Одни пилят, другие пиликают — и все вместе истребляют основы национального (а в общем-то, и общечеловеческого) бытия. Истребляя, обсуждают идентичность... Национальную идею опять взялись обсуждать. Мол, пусть кто-нибудь что-нибудь этакое сочинит. Национальную идею не сочиняют. Ее извлекают из окружающего нас всех социального и культурного воздуха. Она — это то, чем этот воздух наэлектризован. Но для этого нужен воздух. И электричество. И подлинный интерес к идее. И способность это электричество извлекать. Ну скажите мне, пожалуйста, при чем тут «Валдайский клуб»? Поговорите с людьми о чем-нибудь им по-настоящему интересном. О вине «Петрусь», например. Или об особо качественном шотландском виски. Узнаете много интересного.

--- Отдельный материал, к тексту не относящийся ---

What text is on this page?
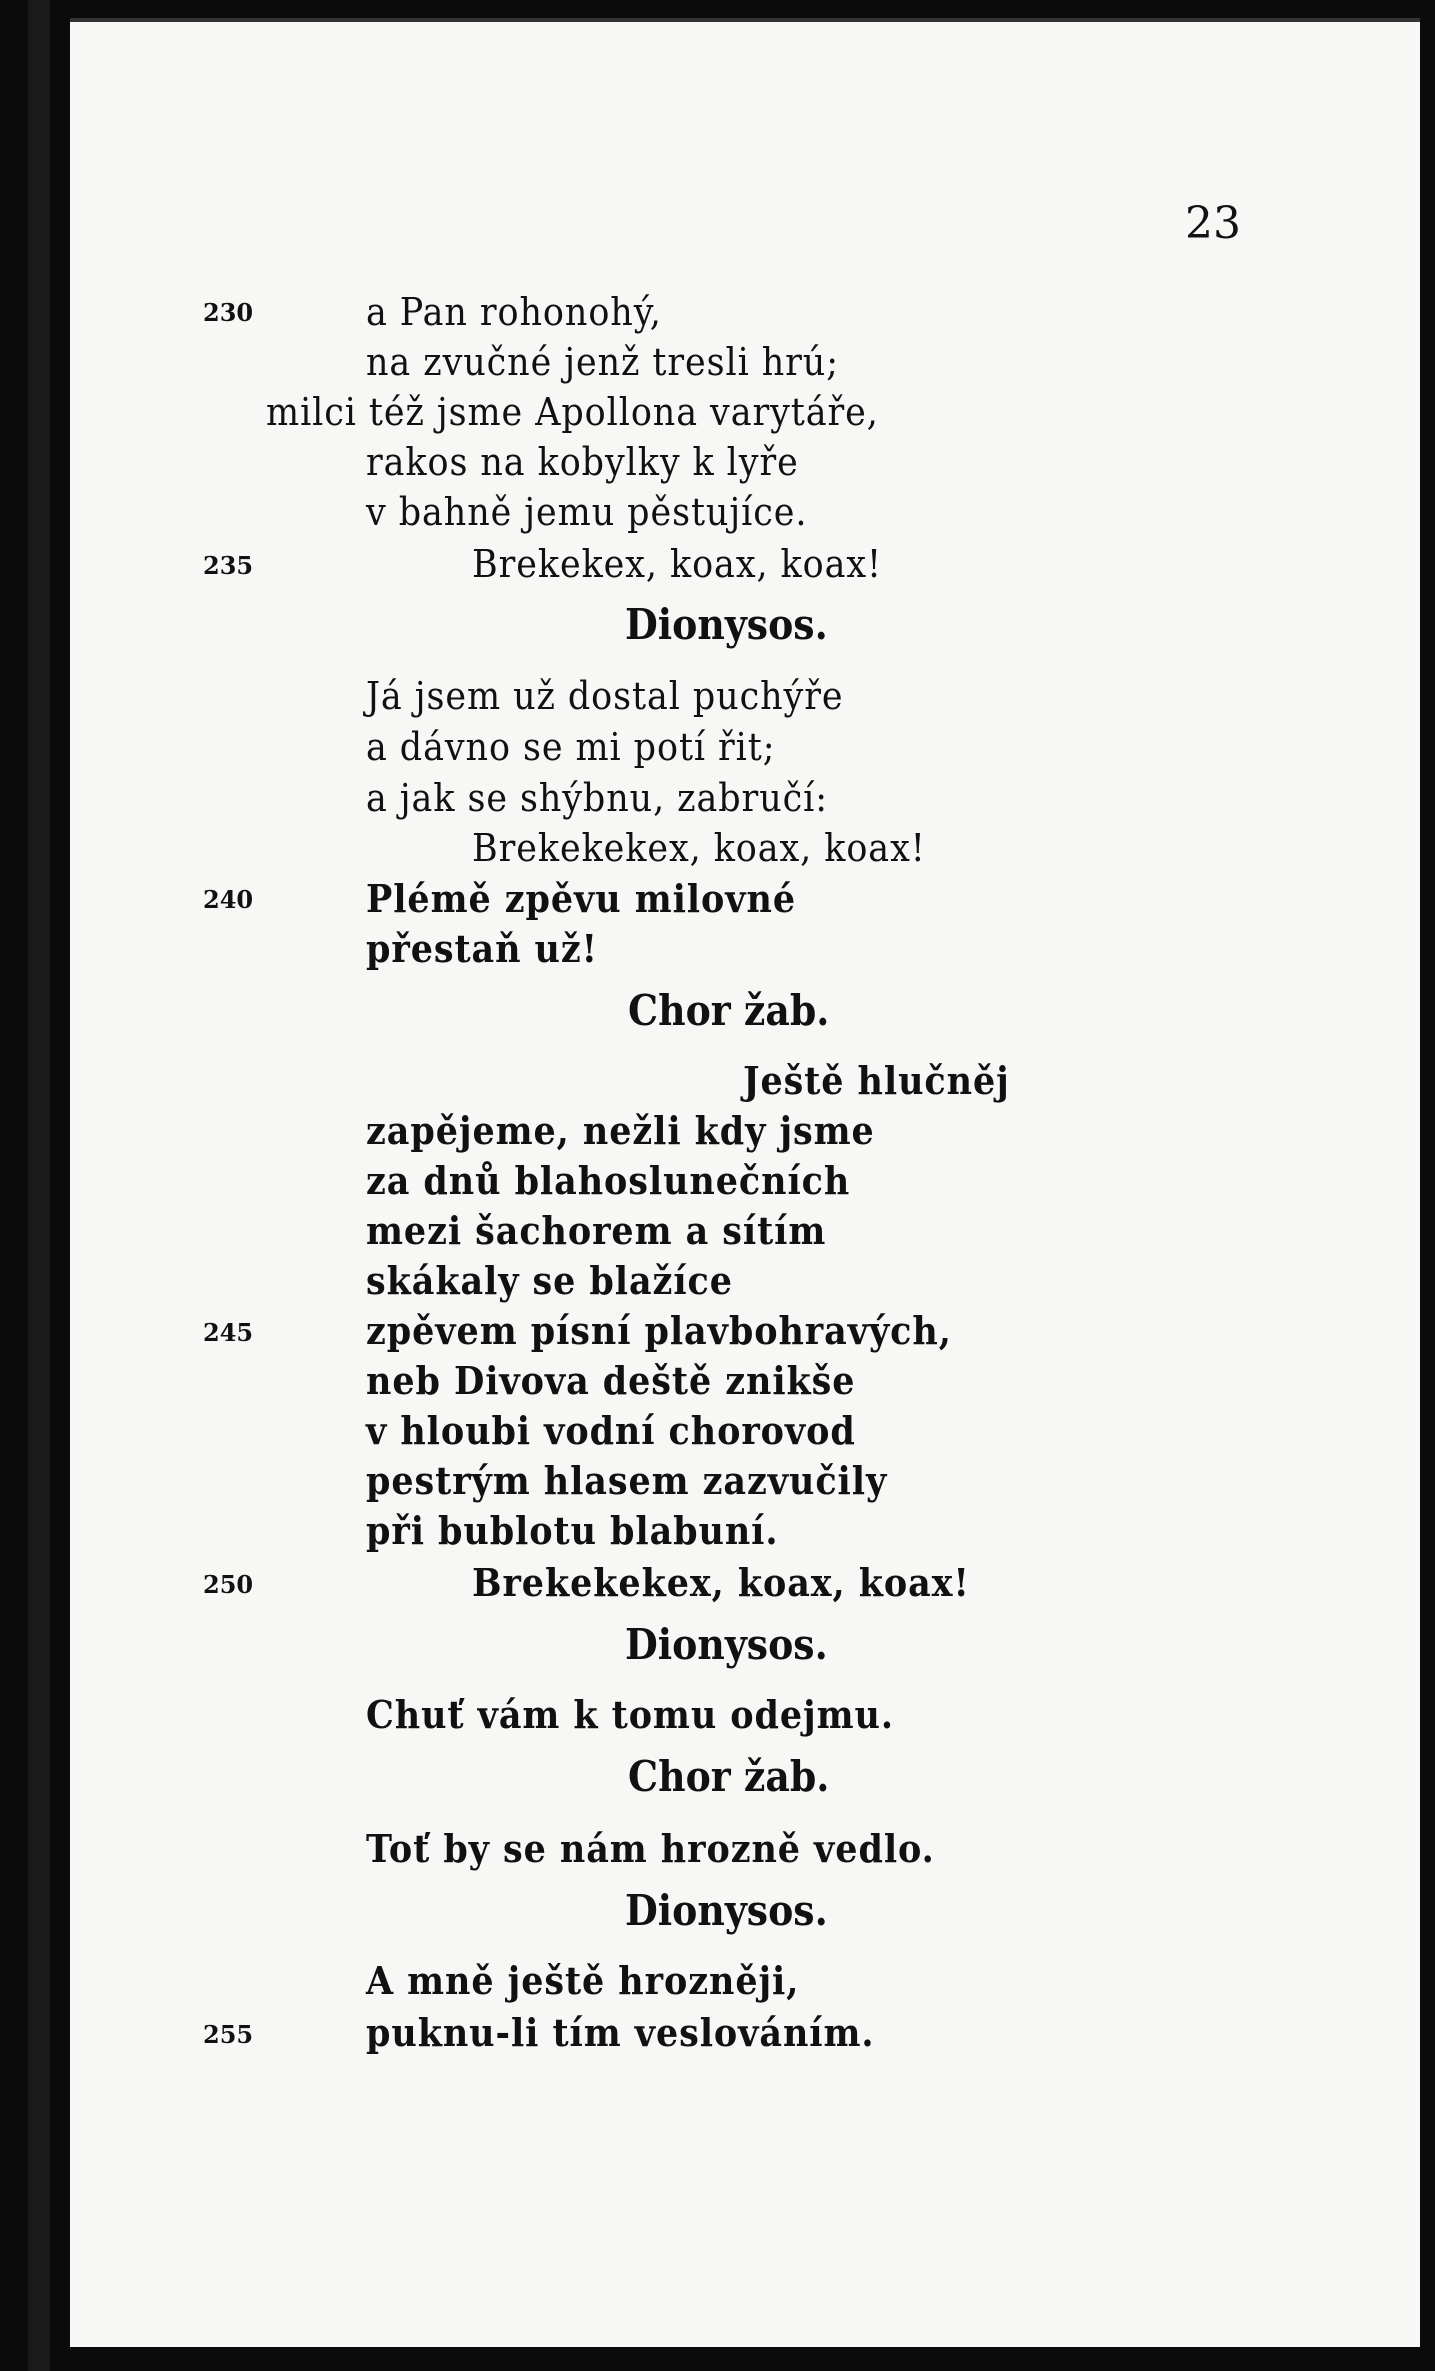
23
230
235
240
245
250
255
a Pan rohonohý,
na zvučné jenž tresli hrú;
milci též jsme Apollona varytáře,
rakos na kobylky k lyře
v bahně jemu pěstujíce.
Brekekex, koax, koax!
Dionysos.
Já jsem už dostal puchýře
a dávno se mi potí řit;
a jak se shýbnu, zabručí:
Brekekekex, koax, koax!
Plémě zpěvu milovné
přestaň už!
Chor žab.
Ještě hlučněj
zapějeme, nežli kdy jsme
za dnů blahoslunečních
mezi šachorem a sítím
skákaly se blažíce
zpěvem písní plavbohravých,
neb Divova deště znikše
v hloubi vodní chorovod
pestrým hlasem zazvučily
při bublotu blabuní.
Brekekekex, koax, koax!
Dionysos.
Chuť vám k tomu odejmu.
Chor žab.
Toť by se nám hrozně vedlo.
Dionysos.
A mně ještě hrozněji,
puknu-li tím veslováním.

Но при чем тут национальная идея? Это как в рассказе Чехова «Страх». Герой предает своего друга, флиртуя с его женой. А друг приходит за фуражкой и застает сладкую парочку. Уходя, говорит: «Тут я забыл вчера свою фуражку». Герой же, покидая ту комнату, где он флиртовал с женой друга, смотрит на воду и орет в окружающую его пустоту: «При чем тут фуражка?»
Кстати, начинается всё не с фуражки, а с разговора о смысле жизни. Друг спрашивает героя, почему люди считают, что самое страшное — это привидения, загробные тени. Герой отвечает: «Страшно то, что непонятно». Тогда друг героя говорит: «А разве жизнь вам понятна?»
Вопрос на засыпку. Если я понимаю, что по дороге, вехами на которой являются распилы, шествует Шурка Балаганов, что это шествие коллективного распиливателя поддерживает коллектив пиликающих... Если я понимаю, что всё это удерживается неким стабилизатором, вставленным чуть выше пупка, — то значит ли это, что я понимаю жизнь? И является ли понимаемое мною жизнью в полном смысле этого слова?
Меня спрашивают, как это всё сочетается с Поклонной и Колонным залом. По-моему, это так просто сочетается, что дальше некуда. Я не люблю коллективного Шурку Балаганова. Это мало сказать, что я его не люблю. Но я не хочу, чтобы Шурка превратился в смерч, а потом в шуру. Я не хочу, чтобы Москва превратилась в Душанбе 1992 года. А она может превратиться в один момент. Это ей, Москве, дуре набитой, сытой, напомаженной, кажется, что такое превращение невозможно. Как это превращение может произойти, понятно всем. А вот вопрос о том, как его избежать в стратегической перспективе, требует отдельного серьезного обсуждения.